横山(311.9m)
2004年10月10日
滋賀県長浜市茶臼山古墳より

10月の3連休とくれば誰しも快晴の秋晴れを期待したいもの。ところが今年は台風の襲来があって、常念岳−蝶ヶ岳縦走計画は直前のボツ。台風通過翌日のこの日も、岐阜は小雨混じりの低い雲。仕方なく傘持参で湖北のスーパー低山、横山を歩くことにした。槍穂を眺めての縦走とは比べものにならないが、まあ仕方ないか。滋賀県に入ると、暑いぐらいの日差しが降り注いでいた。いかし伊吹山には岐阜県側から次々と黒い雲が上がってきている。始めに息長陵を見学(10時18分、写真左)。敏達天皇皇后の広姫陵墓の伝承を持ち、宮内庁の管轄となっている。かつて開墾された時に家形石棺が出土していて、宮内庁書陵部資料によると前方後円墳であった可能性が高い。いつものように、茶臼山古墳麓に車を止めて、まずは茶臼山古墳の見学(10時40分、写真右)。石碑は後円部墳頂に立てられているが、戦前の歴史を物語るものだ。信長が浅井氏を攻めた時には、ここに家康が布陣している。
信長が布陣した龍ヶ鼻砦跡(龍ヶ鼻古墳群)を見学して、縦走路を南へ下る。写真左は総山砦跡(11時16分)。今年の試掘調査によって、写真中央の鞍部から堀切が検出されている。台風のためか、倒木をよけながら縦走路を歩いて、横山城北郭に着く(12時22分、写真右)。ここまで誰とも出会わなかったが、ここも貸し切り状態。小谷山と山本山、そして琵琶湖に浮かぶ竹生島がよく見える絶好の地だ。
東には伊吹山(写真左)。360度の大展望は、ここがわずか300mたらずのスーパー低山であることを忘れさせる。戦略上の拠点として、戦国期に争奪が繰り返されたはずである。北郭は公園となっている(写真右)。1か月前と比べて、下草がきれいに刈り払われている。秋の遠足シーズンにはたくさんの小学生や幼稚園児が訪れるという。ここで小宴会とお昼寝。日差しは暑いが、風は強く心地よい。汗で濡れた服もあっという間に乾いてしまう。
下山前に土塁で囲まれた南郭(主郭)を見学。ここに秀吉が居住していたことは確実で、時の流れを遡って不思議な思いがする。写真左は観音寺から続く道に置かれた石仏。主郭を後にして北郭に戻ると、主郭の観音堂から鐘の音が響いてきた。鐘を突きに来られる人がいるのだろう。下山路は石田町への尾根道。この前は途中から林道へ出たが、道の長さに閉口したので今回はそのまま石田山公園を経て日吉神社まで下りた(14時41分、写真右)。

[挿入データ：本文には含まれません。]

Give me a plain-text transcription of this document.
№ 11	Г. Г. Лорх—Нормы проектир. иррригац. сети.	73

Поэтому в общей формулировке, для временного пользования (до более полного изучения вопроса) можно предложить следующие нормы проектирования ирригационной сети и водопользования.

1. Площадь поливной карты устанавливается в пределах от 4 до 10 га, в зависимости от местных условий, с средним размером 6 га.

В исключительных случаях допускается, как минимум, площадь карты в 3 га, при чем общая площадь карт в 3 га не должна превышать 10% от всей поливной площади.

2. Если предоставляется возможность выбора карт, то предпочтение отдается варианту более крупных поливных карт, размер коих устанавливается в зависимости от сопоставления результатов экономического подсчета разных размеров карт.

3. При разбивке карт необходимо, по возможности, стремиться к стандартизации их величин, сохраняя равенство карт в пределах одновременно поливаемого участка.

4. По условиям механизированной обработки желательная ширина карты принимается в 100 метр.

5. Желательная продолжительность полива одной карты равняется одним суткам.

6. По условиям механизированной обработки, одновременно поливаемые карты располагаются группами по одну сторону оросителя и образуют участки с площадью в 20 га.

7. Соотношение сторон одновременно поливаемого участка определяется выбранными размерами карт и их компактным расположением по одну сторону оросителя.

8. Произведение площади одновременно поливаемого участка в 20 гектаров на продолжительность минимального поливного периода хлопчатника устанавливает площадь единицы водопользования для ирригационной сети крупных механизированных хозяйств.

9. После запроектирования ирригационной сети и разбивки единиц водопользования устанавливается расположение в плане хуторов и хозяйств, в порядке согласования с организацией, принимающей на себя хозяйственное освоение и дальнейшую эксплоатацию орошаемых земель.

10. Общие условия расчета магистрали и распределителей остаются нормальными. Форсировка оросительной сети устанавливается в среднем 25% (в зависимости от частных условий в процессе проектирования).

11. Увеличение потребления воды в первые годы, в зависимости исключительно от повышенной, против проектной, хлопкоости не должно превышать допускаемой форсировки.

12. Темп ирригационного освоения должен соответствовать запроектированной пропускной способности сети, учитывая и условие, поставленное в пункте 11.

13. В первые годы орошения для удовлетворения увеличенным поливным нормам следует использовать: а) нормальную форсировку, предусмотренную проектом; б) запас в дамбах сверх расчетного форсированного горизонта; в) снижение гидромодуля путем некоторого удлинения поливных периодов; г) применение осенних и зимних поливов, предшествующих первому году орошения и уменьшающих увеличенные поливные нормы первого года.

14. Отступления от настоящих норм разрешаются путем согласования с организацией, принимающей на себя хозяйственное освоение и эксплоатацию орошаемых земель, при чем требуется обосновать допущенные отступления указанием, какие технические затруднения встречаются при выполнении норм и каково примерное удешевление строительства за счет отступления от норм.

一帯は戦国の学習の道となっていて、秀吉や石田三成にまつわる武将の案内板が続いている。写真左は石田三成屋敷跡伝承地。字名が治部とされることから伝承地として推定されている。途中で垣籠古墳を見学しながら、茶臼山古墳麓に戻ったのが15時38分だった(写真右)。いつの間にかあたりは暗くなり始め、岐阜戻る頃には土砂降りの夕立となつていた。この季節に夕立とはまったく変な気候だ。
※今頃は常念岳から蝶ヶ岳への稜線から槍穂を眺めているはずなのに、とため息混じりの低山縦走だったが、結構楽しめた。何よりも人が少ない(というより誰もいない)のがいい。しかも山頂からの眺望は360度と、ここが低山であることを忘れてしまうほどだ。縦走路を開いた長浜熟年山歩会の皆さんに感謝しつつ、この縦走路をさらに米原までいつしか歩いてみたいと思った次第である。